Restoration of South Bay Salt Ponds to tidally-influenced marsh presents an important opportunity to re-connect Alameda Creek to the marshes where it outlets into the Bay.  Such a connection would begin to restore the processes necessary to make the marshes resilient to rising seas by restoring sediment flows into them.  In addition to protecting our communities, it would provide benefits of restoring habitat and wildlife connectivity, which is especially important for juvenile salmonids beginning their journey to the salt water environs of the Bay and the ocean.

Beneficial reuse of sediment will be an important topic across the Bay Area this century.  Many of our reservoirs and flood control channels have become choked with sediment that reduces their capacity to ameliorate flood risk.  At the same time, a lack of sediment in wetlands at the Bay’s edge is decreasing their ability to compensate for rising seas.   Moving sediment from where it’s a liability to where it’s an asset comes with a complex set of challenges that we’re just beginning to consider.  Solutions to these challenges will require innovations that may be outside the mission or regulatory scope of individual agencies and therefore unlikely to be considered without coordinated planning.


Do you think the Resilient by Design Bay Area Challenge has helped this area move toward a more climate resilient future?
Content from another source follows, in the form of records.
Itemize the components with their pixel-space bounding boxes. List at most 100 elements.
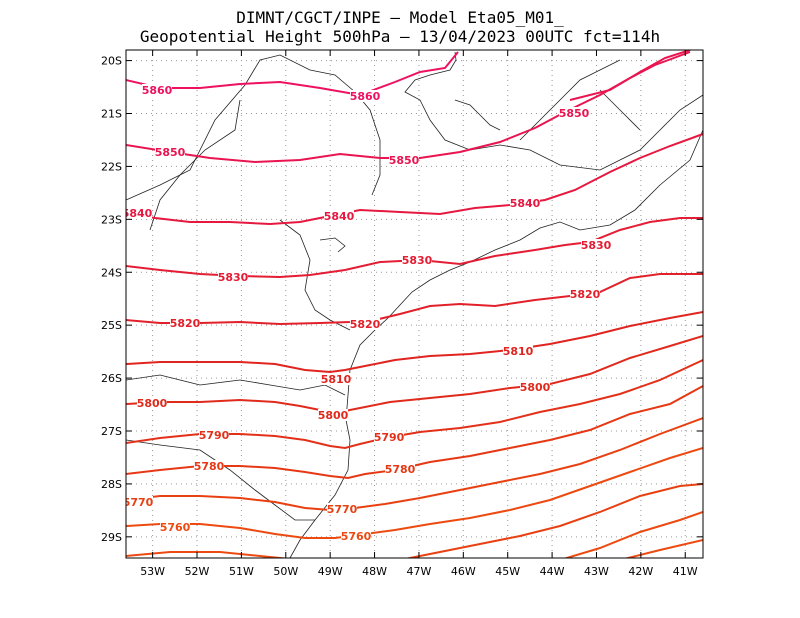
contour-label-background: [520, 381, 550, 393]
contour-label: 5760: [160, 521, 191, 534]
contour-label-background: [570, 288, 600, 300]
y-tick-label: 20S: [101, 55, 122, 68]
contour-label: 5850: [559, 107, 590, 120]
contour-label: 5810: [503, 345, 534, 358]
contour-label: 5840: [122, 207, 153, 220]
contour-label-background: [218, 271, 248, 283]
contour-label: 5830: [402, 254, 433, 267]
contour-label: 5790: [374, 431, 405, 444]
contour-label-background: [510, 197, 540, 209]
y-tick-label: 22S: [101, 160, 122, 173]
lake: [319, 237, 346, 253]
state-border: [126, 374, 346, 396]
contour-label-background: [126, 496, 153, 508]
y-tick-label: 27S: [101, 425, 122, 438]
contour-label: 5830: [218, 271, 249, 284]
contour-5790: [126, 359, 703, 450]
contour-label: 5800: [318, 409, 349, 422]
y-tick-label: 25S: [101, 319, 122, 332]
contour-label: 5760: [341, 530, 372, 543]
x-tick-label: 49W: [318, 565, 343, 578]
contour-5850: [126, 51, 691, 164]
contour-5760: [126, 447, 703, 539]
contour-5800: [126, 335, 703, 414]
contour-5810: [126, 311, 703, 374]
title-line-1: DIMNT/CGCT/INPE – Model Eta05_M01_: [236, 8, 564, 27]
contour-label: 5800: [520, 381, 551, 394]
contour-label: 5800: [137, 397, 168, 410]
contour-5780: [126, 385, 703, 480]
contour-label-background: [170, 317, 200, 329]
x-axis: 53W 52W 51W 50W 49W 48W 47W 46W 45W 44W 43W 42W 41W: [140, 50, 698, 578]
plot-frame: [125, 49, 704, 559]
contour-label: 5820: [170, 317, 201, 330]
contour-5770: [126, 417, 703, 512]
x-tick-label: 45W: [495, 565, 520, 578]
contour-label-background: [350, 90, 380, 102]
contour-label-background: [389, 154, 419, 166]
y-tick-label: 24S: [101, 266, 122, 279]
contour-label-background: [341, 530, 371, 542]
y-tick-label: 28S: [101, 478, 122, 491]
contour-label: 5850: [155, 146, 186, 159]
y-tick-label: 29S: [101, 531, 122, 544]
contour-label: 5840: [510, 197, 541, 210]
contour-label: 5780: [194, 460, 225, 473]
state-border: [126, 439, 315, 521]
contour-label-background: [155, 146, 185, 158]
coastline: [404, 51, 703, 171]
x-tick-label: 48W: [362, 565, 387, 578]
state-border: [519, 59, 621, 141]
contour-label-background: [137, 397, 167, 409]
state-border: [126, 54, 381, 201]
contour-label-background: [321, 373, 351, 385]
contour-label: 5860: [142, 84, 173, 97]
contour-label-background: [374, 431, 404, 443]
coastline-and-borders: [126, 51, 703, 558]
title-line-2: Geopotential Height 500hPa – 13/04/2023 …: [139, 27, 661, 46]
state-border: [149, 99, 241, 231]
contour-label: 5840: [324, 210, 355, 223]
coastline: [289, 129, 703, 558]
contour-label-background: [194, 460, 224, 472]
y-axis: 20S 21S 22S 23S 24S 25S 26S 27S 28S 29S: [101, 55, 703, 544]
contour-label: 5820: [570, 288, 601, 301]
contour-label: 5860: [350, 90, 381, 103]
contour-label: 5790: [199, 429, 230, 442]
contour-label: 5770: [327, 503, 358, 516]
contour-5760: [623, 539, 703, 558]
contour-label: 5830: [581, 239, 612, 252]
contour-label: 5770: [123, 496, 154, 509]
contour-5760: [563, 511, 703, 558]
contour-label: 5850: [389, 154, 420, 167]
contour-5820: [126, 273, 703, 326]
contour-label-background: [324, 210, 354, 222]
contour-5760: [126, 551, 291, 558]
contour-label-background: [126, 207, 152, 219]
x-tick-label: 52W: [185, 565, 210, 578]
contour-label-background: [327, 503, 357, 515]
contour-label-background: [160, 521, 190, 533]
state-border: [599, 89, 641, 131]
contour-label-background: [142, 84, 172, 96]
x-tick-label: 42W: [628, 565, 653, 578]
grid-lines: [126, 50, 703, 558]
contour-label: 5820: [350, 318, 381, 331]
contour-label-background: [402, 254, 432, 266]
contour-5770: [404, 483, 703, 558]
y-tick-label: 21S: [101, 108, 122, 121]
y-tick-label: 23S: [101, 213, 122, 226]
x-tick-label: 41W: [673, 565, 698, 578]
contour-label: 5810: [321, 373, 352, 386]
x-tick-label: 50W: [273, 565, 298, 578]
contour-5840: [126, 133, 703, 226]
x-tick-label: 46W: [451, 565, 476, 578]
contour-label-background: [385, 463, 415, 475]
contour-5850: [569, 50, 691, 101]
y-tick-label: 26S: [101, 372, 122, 385]
state-border: [279, 219, 351, 331]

The Resilient by Design | Bay Area Challenge has helped the Alameda Creek watershed move towards a more climate resilient future by bringing together stakeholders and advancing the important conversation of resiliency planning.  While this isn’t the first time that stakeholders and technical experts have come together to discuss restoration in the watershed, the design perspective that the Public Sediment team has brought helped to isolate problems and find innovative solutions for what are sometimes not wholly technical impediments towards resiliency planning.  They’ve advanced the discussion of a low-flow channel in the Alameda Creek Flood Control Channel in Fremont that would benefit the movement of sediment and migratory fish.  They’ve advanced the discussion around re-connecting the creek to the marshes at the edge of the Bay.  They’ve created resources that have helped to facilitate a public conversation about sediment and outreach about the importance of resiliency planning to the broader community.

Do you have concerns about how the Resilient by Design Bay Area Challenge might affect this area?

The Resilient by Design | Bay Area Challenge has already helped to advance a conversation of resiliency planning in the Alameda Creek watershed.  Our concerns revolve more around the question of what happens to the conversation once the challenge is over.  We hope to see continued investment in coordination of the multi-agency effort required to further advance the designs that are underway.

Do you have thoughts on how designers and technical experts can work to help increase our region’s climate resilience while ensuring new investments in resilient infrastructure do not reduce ecological benefits? How should broad climate resilience efforts like Resilient by Design advocate for ecological resilience?

Before this design challenge began, we were skeptical as to what designers could bring to the table that technical experts in the area hadn’t already considered.  What we had failed to consider is how designers can help technical experts communicate problems, facilitate discussions, and guide solutions.  It is vitally important that regional conversations continue around climate resilience, and there is great value in having designers participate in that discussion.  Broadly, climate resilience efforts should advocate for the expanded use of natural systems and green infrastructure, which are inherently more resilient than our artificial structures.  Designers can play an important role in helping technical experts work through the many challenges they face as we move towards these new types of infrastructure investments.